Namath was the quarterback on the 1964 national title team and was a team captain. Take a look at these Namath highlights:
After leaving Alabama to go pro, Namath was the number twelve pick in the 1964 NFL Draft and the number one pick in that year’s AFL Draft. He went to the AFL and the Jets signed him to what was, at the time, the largest rookie contract in history. He is also the man behind Bear Bryant’s original houndstooth hat.
Honorable Mention
Ken Stabler
The Snake is an Alabama football (and Oakland Raider) legend. He managed to be a personality long before college students branded themselves with social media or were constantly followed by the camera in everyone’s pocket.
His career at Alabama left him with a national championship ring as a backup and a ring-less undefeated season as a starter. While at Oakland, he became the third Alabama football quarterback to win a Super Bowl (joining Joe Namath and Bart Starr).
The run in the mud his senior year will continue to outlive our beloved Snake as the play that exemplifies his toughness, his elusiveness, his determination, and his legacy. But even Stabler can’t compete with Joe Namath’s two titles or Harry Gilmer’s versatility.
If we had an all-time best list for radio announcers, though, the top spot would definitely belong to Ken Stabler (with all due respect to Eli Gold).
Pat Trammell
Pat Trammell was Bear Bryant’s first star.
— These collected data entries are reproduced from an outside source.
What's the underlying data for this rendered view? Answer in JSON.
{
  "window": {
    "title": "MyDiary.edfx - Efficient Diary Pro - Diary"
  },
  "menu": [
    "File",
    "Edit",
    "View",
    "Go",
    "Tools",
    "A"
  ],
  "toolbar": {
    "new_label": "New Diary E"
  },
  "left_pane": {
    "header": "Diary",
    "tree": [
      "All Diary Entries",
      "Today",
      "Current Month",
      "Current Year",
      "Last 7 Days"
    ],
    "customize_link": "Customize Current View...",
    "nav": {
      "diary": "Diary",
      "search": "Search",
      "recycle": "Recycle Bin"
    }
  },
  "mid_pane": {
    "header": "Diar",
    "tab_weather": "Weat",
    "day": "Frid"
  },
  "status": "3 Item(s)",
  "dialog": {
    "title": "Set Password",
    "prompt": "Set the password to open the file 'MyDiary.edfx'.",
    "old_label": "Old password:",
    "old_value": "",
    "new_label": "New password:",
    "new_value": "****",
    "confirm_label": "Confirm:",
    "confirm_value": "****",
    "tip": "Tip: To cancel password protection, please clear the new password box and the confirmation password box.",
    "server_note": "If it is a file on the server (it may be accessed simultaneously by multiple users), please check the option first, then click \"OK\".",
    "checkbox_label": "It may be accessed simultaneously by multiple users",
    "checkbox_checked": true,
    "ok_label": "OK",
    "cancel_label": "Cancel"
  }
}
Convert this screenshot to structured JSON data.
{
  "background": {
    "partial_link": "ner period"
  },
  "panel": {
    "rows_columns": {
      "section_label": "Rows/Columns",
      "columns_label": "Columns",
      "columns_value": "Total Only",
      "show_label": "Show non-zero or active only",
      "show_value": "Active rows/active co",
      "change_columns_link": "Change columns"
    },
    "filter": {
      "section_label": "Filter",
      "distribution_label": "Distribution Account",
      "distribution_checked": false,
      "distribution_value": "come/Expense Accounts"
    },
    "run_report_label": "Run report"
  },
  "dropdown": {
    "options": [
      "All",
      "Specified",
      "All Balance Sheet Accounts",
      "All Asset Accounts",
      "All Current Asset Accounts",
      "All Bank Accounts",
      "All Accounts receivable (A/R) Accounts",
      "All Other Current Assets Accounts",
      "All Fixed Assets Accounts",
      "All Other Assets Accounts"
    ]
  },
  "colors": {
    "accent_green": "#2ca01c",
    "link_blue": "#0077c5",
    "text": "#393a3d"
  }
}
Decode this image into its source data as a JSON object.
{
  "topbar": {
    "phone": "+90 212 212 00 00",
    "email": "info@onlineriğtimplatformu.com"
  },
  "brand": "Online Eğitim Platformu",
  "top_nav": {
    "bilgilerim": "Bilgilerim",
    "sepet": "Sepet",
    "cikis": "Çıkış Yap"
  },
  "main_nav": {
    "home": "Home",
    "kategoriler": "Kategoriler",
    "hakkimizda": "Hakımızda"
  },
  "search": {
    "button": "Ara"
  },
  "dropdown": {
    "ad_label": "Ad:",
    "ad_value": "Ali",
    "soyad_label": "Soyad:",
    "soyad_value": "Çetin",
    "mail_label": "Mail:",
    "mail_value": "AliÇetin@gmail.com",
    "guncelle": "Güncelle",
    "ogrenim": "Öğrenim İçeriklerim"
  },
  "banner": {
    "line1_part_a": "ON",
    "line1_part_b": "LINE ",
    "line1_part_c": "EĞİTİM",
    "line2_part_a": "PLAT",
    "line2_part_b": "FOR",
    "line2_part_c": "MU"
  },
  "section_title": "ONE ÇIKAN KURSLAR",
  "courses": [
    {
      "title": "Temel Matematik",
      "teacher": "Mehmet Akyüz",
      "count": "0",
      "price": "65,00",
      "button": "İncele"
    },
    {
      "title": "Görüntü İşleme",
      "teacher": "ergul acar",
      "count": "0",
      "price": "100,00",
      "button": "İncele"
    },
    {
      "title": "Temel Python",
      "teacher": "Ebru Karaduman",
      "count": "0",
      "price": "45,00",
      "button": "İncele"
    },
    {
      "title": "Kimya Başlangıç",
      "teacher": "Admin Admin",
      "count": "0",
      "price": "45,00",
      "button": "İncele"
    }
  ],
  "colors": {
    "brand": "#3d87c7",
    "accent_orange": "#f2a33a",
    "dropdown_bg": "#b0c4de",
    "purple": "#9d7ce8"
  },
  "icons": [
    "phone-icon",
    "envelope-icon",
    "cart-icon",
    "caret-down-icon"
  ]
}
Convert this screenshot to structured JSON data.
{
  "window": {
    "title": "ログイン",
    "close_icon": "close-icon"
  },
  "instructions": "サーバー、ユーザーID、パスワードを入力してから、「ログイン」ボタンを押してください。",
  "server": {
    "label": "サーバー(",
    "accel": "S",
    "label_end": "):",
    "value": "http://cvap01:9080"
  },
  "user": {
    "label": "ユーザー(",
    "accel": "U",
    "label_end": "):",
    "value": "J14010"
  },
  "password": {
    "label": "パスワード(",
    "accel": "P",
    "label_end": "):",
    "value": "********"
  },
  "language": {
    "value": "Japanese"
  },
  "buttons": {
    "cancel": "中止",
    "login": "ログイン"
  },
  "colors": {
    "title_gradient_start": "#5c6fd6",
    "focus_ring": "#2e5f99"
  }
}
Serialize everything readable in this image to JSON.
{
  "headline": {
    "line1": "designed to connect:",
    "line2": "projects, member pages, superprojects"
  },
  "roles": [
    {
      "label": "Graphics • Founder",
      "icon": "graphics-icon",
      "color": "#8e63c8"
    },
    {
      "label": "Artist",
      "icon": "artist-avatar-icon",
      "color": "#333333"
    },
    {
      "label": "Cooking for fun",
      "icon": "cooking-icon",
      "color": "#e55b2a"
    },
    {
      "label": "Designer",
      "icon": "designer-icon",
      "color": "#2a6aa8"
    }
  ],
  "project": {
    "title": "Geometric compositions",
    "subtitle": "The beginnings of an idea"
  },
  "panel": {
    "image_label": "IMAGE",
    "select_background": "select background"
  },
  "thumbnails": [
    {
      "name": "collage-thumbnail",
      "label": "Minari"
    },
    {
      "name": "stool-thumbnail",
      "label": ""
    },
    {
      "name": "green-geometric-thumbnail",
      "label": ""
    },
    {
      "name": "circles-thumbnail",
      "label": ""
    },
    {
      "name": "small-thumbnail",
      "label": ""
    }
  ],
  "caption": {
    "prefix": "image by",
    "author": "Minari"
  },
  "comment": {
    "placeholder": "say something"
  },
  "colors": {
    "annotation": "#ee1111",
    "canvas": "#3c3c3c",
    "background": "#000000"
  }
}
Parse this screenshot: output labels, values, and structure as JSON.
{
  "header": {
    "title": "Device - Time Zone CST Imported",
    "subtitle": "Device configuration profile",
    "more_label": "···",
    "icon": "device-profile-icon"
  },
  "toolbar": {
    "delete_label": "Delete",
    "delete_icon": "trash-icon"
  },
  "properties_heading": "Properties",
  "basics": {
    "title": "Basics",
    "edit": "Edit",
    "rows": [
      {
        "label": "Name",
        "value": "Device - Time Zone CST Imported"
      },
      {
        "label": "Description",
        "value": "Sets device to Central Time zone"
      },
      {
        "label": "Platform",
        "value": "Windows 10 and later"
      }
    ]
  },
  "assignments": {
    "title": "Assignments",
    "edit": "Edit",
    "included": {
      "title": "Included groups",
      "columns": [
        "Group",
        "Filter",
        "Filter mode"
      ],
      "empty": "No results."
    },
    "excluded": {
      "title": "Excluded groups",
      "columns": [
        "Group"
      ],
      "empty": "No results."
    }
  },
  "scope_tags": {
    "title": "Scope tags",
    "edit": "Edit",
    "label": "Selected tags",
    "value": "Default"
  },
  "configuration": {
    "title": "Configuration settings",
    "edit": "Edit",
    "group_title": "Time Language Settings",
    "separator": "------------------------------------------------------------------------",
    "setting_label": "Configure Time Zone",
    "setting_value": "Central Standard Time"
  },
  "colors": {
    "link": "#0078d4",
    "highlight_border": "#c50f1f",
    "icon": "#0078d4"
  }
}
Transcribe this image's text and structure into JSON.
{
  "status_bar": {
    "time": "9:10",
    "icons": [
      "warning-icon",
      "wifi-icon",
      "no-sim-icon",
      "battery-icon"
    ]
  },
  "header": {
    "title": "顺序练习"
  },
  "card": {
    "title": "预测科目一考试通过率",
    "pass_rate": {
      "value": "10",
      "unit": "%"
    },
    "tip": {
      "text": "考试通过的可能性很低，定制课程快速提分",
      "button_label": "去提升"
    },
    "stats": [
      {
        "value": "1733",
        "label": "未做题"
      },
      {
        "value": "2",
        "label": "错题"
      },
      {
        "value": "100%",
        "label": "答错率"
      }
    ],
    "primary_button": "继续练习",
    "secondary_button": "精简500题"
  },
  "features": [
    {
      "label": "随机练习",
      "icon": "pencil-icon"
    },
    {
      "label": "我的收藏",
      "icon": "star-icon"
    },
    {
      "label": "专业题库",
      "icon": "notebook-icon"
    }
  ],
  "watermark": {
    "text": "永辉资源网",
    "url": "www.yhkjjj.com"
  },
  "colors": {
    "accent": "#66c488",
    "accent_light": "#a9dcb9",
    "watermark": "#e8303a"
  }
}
He was recruited by Georgia Tech’s Bobby Dodd but instead followed Bear Bryant to Tuscaloosa to revive an Alabama football program that had fallen on hard times.
Trammell spent three years as the starting quarterback and his 26 wins are still fourth best in program history for a starting quarterback. He was 1961 SEC Player of the Year and an Academic All-American.
His presence on Bryant’s first recruiting class and his leadership both on and off the field served as a catalyst for the Crimson Tide’s success in the modern era. His winning ways and 1961 perfect season reminded the college football world that the Tide had been low, but they certainly hadn’t gone anywhere.
Trammell still holds two Alabama football school records – lowest career and single-season interception percentage.